I’ve been working on a small interactive QuickTime vog piece. It will form part of a series (perhaps 3, perhaps more) where each one of the works is about one of my kids. The first one I’ve been making is about the youngest, currently approaching 11 months old. It isn’t quite ready, but while authoring it I wanted to document and think about some of the decisions that have informed the work.
The video has been shot, all partial closeups, and compressed twice, once to colour and again to black and white. I’ve kept the resolution high, avoiding compression artefacts (though might rework them into heavily compressed abstract works). The video is 320 x 240 pixels but I’ve placed that over a 600 x 400 background graphic (taken from the video) since I’ve recently been interested in thinking about online video as not just the video pane but more like a canvas or a surface which informs or contributes (and sets off) the video.
There is a single sprite, which responds to mouse enter and mouse exit. Entering the sprite switches the video tracks so the colour track is replaced with the black and white track. In addition a textual commentary appears (at 50% transparency) over the background graphic, and partially over the video. While the mouse remains in the sprite the text and black and white clip remain. Moving the mouse out of the clip removes the text and returns the clip to colour.
It has been scripted and built using LiveStage Pro, which I won’t be able to use for much longer (they have gone broke, the software requires online authentication which no longer exists so as far as I know when I move to new hardware the major QT authoring tool is gone). The two videos are included as part of a single QT file (so the completed work consists of two separate video tracks) rather than as child movies since I wanted them to play together and just ‘flip’ from one to the other. I also did not want to play with multiple durations in the work, which is (for me) one of the major benefits and fascinations of child movie tracks.
The text appears all at once. I toyed with the idea of having each line appear consecutively, perhaps based on counting mouse clicks or mouse enters, but it achieves nothing for the work, and just makes your user jump through hoops because you can create some hoops. Sort of Pavlov’s dogs dressed up as interactivity.

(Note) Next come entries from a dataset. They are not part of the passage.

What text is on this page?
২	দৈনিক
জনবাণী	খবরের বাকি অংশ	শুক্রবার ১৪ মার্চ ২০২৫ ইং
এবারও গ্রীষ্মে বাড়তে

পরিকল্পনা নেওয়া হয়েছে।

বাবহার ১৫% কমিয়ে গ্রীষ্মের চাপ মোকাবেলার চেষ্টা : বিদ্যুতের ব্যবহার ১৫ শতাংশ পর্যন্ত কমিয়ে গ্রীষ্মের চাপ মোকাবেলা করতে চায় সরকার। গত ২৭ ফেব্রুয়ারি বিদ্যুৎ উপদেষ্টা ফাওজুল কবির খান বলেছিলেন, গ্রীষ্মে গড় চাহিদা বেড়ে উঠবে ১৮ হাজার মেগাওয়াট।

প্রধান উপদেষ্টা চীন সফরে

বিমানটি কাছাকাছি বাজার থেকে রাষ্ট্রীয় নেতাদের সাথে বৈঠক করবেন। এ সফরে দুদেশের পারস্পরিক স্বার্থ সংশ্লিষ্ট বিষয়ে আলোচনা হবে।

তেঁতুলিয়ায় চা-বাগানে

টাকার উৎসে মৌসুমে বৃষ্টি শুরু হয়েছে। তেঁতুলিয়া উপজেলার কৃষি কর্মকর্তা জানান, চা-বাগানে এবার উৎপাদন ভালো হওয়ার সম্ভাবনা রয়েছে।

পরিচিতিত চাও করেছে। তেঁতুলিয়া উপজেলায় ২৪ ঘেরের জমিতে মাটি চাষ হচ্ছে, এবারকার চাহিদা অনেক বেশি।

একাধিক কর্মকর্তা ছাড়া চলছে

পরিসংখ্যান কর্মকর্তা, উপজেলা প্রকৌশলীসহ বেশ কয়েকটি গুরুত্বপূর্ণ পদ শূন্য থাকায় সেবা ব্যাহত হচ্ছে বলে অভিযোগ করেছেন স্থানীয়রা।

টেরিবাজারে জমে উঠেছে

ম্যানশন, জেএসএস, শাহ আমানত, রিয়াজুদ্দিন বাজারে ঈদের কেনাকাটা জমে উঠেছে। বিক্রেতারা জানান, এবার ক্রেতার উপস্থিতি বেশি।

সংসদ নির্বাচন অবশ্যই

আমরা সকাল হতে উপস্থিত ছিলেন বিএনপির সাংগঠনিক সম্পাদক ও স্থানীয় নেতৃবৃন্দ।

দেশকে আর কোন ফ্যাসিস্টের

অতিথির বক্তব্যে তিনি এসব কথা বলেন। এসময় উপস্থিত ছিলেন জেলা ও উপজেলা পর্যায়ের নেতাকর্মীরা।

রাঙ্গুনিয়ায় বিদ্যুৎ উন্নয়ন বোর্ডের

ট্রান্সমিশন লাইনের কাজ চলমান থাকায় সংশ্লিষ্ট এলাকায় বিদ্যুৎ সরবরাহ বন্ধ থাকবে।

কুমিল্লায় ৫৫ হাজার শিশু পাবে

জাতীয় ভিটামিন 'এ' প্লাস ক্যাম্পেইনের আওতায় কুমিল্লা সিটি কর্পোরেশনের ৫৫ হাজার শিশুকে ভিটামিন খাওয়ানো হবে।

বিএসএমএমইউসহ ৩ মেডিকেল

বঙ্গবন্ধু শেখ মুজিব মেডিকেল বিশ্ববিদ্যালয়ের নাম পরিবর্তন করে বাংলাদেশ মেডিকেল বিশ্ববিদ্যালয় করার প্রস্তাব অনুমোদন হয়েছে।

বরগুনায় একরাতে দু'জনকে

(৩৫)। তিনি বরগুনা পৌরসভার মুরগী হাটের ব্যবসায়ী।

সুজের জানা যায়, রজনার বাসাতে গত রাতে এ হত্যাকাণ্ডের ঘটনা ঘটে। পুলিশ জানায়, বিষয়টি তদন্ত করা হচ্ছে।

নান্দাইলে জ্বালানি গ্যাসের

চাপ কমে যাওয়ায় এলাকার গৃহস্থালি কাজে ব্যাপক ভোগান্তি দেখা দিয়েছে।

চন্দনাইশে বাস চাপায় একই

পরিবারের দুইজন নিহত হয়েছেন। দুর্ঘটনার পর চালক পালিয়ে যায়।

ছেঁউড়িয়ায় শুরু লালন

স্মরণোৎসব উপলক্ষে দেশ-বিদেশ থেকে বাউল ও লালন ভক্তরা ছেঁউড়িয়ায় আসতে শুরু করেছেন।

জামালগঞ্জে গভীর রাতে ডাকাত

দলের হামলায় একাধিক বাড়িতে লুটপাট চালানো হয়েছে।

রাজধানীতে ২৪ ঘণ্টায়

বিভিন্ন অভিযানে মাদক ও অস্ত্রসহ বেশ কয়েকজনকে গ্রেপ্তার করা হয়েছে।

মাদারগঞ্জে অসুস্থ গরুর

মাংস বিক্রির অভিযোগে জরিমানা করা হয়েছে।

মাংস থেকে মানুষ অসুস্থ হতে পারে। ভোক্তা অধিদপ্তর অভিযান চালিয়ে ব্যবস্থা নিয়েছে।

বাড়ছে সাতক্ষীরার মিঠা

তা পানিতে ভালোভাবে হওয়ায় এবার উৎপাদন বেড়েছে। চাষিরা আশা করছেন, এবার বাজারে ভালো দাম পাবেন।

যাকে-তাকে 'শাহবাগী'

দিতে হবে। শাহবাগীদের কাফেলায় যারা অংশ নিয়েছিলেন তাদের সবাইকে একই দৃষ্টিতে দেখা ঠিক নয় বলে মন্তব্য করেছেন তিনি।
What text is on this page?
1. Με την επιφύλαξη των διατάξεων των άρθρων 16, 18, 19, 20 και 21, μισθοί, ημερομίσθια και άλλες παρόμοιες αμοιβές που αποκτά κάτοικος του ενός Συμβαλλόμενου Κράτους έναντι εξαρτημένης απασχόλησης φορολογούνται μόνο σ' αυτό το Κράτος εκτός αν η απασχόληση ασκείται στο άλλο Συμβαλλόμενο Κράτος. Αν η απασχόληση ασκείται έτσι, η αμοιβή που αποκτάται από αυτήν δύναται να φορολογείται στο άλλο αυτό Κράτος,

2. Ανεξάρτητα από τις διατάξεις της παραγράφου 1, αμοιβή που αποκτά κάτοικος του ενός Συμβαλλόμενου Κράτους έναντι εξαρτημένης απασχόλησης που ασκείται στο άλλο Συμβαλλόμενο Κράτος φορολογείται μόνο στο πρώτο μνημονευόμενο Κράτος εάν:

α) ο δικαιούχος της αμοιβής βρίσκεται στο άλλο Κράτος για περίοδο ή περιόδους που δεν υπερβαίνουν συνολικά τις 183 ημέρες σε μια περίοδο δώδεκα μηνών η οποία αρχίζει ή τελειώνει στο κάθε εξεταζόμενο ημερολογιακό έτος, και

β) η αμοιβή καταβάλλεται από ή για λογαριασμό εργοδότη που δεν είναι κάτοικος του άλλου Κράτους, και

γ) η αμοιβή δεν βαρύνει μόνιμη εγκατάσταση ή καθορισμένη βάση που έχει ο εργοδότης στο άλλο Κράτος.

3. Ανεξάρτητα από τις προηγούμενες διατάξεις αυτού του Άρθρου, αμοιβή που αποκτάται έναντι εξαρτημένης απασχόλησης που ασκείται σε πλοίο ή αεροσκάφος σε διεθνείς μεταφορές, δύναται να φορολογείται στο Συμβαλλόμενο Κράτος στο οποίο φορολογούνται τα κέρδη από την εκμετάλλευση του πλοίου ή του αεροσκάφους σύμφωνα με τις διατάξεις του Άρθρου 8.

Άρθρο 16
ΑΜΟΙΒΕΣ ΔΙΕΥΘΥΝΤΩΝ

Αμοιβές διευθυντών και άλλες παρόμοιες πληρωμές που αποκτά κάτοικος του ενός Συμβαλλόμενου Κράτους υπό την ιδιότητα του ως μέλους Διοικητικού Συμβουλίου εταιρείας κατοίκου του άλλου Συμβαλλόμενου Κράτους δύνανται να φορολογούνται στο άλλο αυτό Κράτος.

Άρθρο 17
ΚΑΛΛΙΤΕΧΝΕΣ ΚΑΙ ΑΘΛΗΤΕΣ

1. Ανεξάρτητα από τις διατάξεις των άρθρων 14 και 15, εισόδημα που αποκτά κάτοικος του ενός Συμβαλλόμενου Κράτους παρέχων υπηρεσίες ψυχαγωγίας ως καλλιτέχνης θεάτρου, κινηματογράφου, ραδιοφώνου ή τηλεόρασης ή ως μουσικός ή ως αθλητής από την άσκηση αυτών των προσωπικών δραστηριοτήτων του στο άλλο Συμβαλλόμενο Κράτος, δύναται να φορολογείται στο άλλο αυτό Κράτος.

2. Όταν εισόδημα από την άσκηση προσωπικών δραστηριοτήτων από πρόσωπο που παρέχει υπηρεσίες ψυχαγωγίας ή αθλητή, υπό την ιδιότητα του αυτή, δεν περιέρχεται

As with nearly all I do, it is not narrative. It is not even metaphorical. They are just some moments recorded. By themselves they don’t amount to much. For my family they mean quite a lot. For my friends they also mean. For those who regularly come by these parts they also mean something. Blogging, including videoblogging, is not trying to tell stories for the masses, they’re small stories for small groups and the stories are formed by these collected parts (the various vogs here, the posts like this one) and each individual post or vog is not supposed to be a grand statement. It is and, and, and. Value accrues over time through serialised narrative forms, however fragmentary.